Today, there is a handful of small memorials, including Stolpersteine, brass-plated stumbling stones, dedicated to Afro-Germans. And moves have been made to change street names that are stuck in a racist colonial mindset.

“Katharina Oguntoye is a true pioneering sister–disciple of Audre Lorde, who has kept the torch burning for the Afro-Deutsch community and the transnational African diaspora for decades,” says Hoyt.

“Her unconditional selfless dedication as chronicler and architect of the relatively new German Black community pivots around numerous creative projects, often but not solely hatched at Joliba, her grassroots organization.” He adds, “I am truly honored to have collaborated on a number of them.”

In 2020, Oguntoye received the Lesbian Visibility Award for Berlin, in appreciation for her life’s work against sexism, racism, and homophobia.

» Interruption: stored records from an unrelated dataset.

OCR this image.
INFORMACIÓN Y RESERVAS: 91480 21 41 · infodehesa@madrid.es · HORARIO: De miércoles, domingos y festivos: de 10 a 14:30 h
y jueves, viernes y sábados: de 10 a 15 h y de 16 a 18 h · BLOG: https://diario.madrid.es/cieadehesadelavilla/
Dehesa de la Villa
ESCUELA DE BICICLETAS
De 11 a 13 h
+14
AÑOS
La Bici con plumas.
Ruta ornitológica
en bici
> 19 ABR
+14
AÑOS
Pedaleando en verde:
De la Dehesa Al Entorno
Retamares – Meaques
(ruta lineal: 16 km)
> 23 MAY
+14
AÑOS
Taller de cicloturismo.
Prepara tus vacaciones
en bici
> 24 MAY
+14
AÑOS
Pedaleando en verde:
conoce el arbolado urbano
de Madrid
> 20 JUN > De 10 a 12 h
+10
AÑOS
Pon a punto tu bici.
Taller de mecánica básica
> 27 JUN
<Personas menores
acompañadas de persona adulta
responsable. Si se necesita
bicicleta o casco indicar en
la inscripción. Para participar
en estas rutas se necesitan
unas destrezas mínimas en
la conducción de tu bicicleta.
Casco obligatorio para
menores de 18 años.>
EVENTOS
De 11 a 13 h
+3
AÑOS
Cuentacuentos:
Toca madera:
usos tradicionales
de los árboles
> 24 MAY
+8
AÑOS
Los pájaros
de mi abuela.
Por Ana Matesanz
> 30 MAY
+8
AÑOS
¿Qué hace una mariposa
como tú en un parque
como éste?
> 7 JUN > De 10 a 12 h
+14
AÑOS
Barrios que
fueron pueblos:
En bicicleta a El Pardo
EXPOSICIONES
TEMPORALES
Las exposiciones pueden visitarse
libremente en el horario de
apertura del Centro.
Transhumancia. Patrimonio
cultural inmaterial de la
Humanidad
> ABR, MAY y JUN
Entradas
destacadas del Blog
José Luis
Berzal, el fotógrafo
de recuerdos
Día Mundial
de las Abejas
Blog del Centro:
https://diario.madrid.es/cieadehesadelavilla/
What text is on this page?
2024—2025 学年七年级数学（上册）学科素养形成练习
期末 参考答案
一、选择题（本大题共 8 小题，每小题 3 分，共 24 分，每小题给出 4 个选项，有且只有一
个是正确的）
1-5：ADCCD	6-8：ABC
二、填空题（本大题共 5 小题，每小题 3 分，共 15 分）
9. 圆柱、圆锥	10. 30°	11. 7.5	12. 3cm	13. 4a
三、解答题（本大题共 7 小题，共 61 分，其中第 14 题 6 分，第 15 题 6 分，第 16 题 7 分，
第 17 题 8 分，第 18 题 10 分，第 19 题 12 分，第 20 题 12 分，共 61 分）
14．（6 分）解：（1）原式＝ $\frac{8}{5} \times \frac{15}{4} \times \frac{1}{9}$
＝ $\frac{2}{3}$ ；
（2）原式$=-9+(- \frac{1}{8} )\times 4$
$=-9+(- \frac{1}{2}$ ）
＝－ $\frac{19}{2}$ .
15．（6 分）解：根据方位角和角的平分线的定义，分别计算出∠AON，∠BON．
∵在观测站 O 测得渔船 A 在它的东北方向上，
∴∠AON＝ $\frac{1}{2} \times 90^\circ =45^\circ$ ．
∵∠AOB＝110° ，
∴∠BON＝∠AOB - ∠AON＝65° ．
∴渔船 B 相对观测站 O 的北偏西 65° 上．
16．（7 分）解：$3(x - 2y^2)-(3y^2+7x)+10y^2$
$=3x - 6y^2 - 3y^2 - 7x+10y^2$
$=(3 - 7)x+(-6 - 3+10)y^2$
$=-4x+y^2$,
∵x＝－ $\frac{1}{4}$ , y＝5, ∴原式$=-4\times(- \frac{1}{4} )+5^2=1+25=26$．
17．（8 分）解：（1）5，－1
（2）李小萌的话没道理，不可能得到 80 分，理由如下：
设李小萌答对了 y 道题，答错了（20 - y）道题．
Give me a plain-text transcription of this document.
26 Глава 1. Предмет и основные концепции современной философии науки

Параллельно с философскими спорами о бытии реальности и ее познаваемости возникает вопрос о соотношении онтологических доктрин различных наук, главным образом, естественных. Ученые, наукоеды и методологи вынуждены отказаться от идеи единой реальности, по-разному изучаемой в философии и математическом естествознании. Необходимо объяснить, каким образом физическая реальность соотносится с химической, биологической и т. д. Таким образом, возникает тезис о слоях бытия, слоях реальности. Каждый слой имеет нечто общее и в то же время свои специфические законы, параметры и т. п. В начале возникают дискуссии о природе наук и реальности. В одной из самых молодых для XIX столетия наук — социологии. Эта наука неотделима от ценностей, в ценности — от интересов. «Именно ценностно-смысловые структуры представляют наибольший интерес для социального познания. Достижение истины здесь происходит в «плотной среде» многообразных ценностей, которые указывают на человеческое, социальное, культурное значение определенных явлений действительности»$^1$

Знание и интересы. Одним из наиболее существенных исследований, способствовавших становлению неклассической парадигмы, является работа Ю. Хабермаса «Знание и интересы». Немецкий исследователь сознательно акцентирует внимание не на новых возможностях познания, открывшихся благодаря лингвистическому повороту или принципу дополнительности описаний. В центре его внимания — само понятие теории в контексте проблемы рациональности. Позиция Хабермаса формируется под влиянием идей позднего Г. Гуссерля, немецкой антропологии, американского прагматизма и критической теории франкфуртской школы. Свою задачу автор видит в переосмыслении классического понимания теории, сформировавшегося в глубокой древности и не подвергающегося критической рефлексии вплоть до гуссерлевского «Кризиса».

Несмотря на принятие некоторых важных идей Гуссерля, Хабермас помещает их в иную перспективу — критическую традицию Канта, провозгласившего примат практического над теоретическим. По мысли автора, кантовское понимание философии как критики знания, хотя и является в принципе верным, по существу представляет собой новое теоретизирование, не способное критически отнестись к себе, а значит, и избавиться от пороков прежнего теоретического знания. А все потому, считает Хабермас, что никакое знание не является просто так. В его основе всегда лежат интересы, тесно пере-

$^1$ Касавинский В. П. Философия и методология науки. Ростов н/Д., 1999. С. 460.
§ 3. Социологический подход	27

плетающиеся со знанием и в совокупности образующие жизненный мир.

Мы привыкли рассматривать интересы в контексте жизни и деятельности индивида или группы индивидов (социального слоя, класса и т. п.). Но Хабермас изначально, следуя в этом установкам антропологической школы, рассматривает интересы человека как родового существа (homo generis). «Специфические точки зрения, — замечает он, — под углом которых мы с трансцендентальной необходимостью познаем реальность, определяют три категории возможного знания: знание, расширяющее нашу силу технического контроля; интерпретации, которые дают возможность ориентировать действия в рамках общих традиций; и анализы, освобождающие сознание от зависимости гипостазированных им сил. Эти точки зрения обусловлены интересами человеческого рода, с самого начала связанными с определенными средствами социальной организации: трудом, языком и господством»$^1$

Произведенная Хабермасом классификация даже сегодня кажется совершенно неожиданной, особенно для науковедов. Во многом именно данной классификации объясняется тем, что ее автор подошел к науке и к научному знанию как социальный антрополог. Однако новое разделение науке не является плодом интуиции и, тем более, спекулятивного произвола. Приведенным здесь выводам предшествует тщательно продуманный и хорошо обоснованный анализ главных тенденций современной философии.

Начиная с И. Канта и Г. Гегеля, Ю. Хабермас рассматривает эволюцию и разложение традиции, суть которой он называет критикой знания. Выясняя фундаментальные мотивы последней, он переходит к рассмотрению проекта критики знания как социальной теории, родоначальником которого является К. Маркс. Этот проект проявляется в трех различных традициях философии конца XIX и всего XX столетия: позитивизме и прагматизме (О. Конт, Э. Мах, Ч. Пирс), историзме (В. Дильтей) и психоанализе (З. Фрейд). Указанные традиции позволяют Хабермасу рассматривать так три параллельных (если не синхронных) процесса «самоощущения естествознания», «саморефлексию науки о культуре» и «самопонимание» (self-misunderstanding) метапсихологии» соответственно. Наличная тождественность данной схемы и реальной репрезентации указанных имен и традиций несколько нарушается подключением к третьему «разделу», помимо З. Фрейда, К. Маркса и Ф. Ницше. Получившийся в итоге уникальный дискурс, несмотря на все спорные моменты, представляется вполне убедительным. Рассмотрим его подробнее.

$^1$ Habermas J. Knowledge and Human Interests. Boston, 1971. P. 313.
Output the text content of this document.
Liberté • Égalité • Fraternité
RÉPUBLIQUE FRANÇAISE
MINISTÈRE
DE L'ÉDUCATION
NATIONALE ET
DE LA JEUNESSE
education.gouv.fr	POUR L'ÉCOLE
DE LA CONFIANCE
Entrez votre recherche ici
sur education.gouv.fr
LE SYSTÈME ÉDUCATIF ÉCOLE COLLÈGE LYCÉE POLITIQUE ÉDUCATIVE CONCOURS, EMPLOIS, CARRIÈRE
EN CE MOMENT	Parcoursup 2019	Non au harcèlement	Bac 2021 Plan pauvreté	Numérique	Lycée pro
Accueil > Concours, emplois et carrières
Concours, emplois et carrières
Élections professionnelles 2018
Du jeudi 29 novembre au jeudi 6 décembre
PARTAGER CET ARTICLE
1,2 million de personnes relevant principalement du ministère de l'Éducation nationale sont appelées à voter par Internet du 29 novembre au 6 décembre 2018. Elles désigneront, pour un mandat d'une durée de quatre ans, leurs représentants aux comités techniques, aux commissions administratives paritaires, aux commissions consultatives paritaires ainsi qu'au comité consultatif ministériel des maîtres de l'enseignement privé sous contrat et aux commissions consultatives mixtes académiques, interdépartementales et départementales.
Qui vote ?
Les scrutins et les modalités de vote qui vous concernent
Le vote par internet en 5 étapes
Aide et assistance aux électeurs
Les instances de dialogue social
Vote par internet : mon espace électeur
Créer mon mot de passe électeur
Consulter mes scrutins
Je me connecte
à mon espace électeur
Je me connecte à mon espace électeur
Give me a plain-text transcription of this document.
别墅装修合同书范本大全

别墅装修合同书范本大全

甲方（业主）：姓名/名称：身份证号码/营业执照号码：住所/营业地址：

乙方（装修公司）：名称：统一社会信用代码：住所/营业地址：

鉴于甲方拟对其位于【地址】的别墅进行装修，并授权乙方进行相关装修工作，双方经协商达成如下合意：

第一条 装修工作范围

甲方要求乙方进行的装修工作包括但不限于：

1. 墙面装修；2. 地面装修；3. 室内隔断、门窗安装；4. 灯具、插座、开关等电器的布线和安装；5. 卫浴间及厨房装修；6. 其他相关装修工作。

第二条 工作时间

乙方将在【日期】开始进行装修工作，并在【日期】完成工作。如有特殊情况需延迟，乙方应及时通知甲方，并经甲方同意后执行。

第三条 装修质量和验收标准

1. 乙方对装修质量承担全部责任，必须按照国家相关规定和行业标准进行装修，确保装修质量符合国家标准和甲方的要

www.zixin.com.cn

In 2022, she was awarded Germany’s Federal Cross of Merit, and in 2023, the Rosa Courage (Pink Courage) Prize of the city of Osnabrück for LGBTQ activists in Germany.

But still: “Not enough people know about how much she has worked tirelessly to make society equitable and just for all,” says Tiffany N. Florvil, associate professor of history at the University of New Mexico, who helped nominate Oguntoye for an Obermayer award. 

Florvil, who encountered the book “Showing Our Colors” 20 years ago, describes Oguntoye as “the embodiment of courage, kindness, and strength,” who “has made significant sacrifices for many communities without expecting anything in return.”

Margaret Hampton, professor emerita of German at Earlham College in Indiana, says her students got to know Oguntoye while studying in Berlin, and some even interned at Joliba. “As a historian, Katharina introduced my students, as well the teachers, to parts of the past about which most of them knew very little. As a dedicated and caring activist, she helped them address lingering, often painful issues of the past in ways that were productive and less threatening, while at the same time in ways that remained truthful to the past and hopeful for a better future.”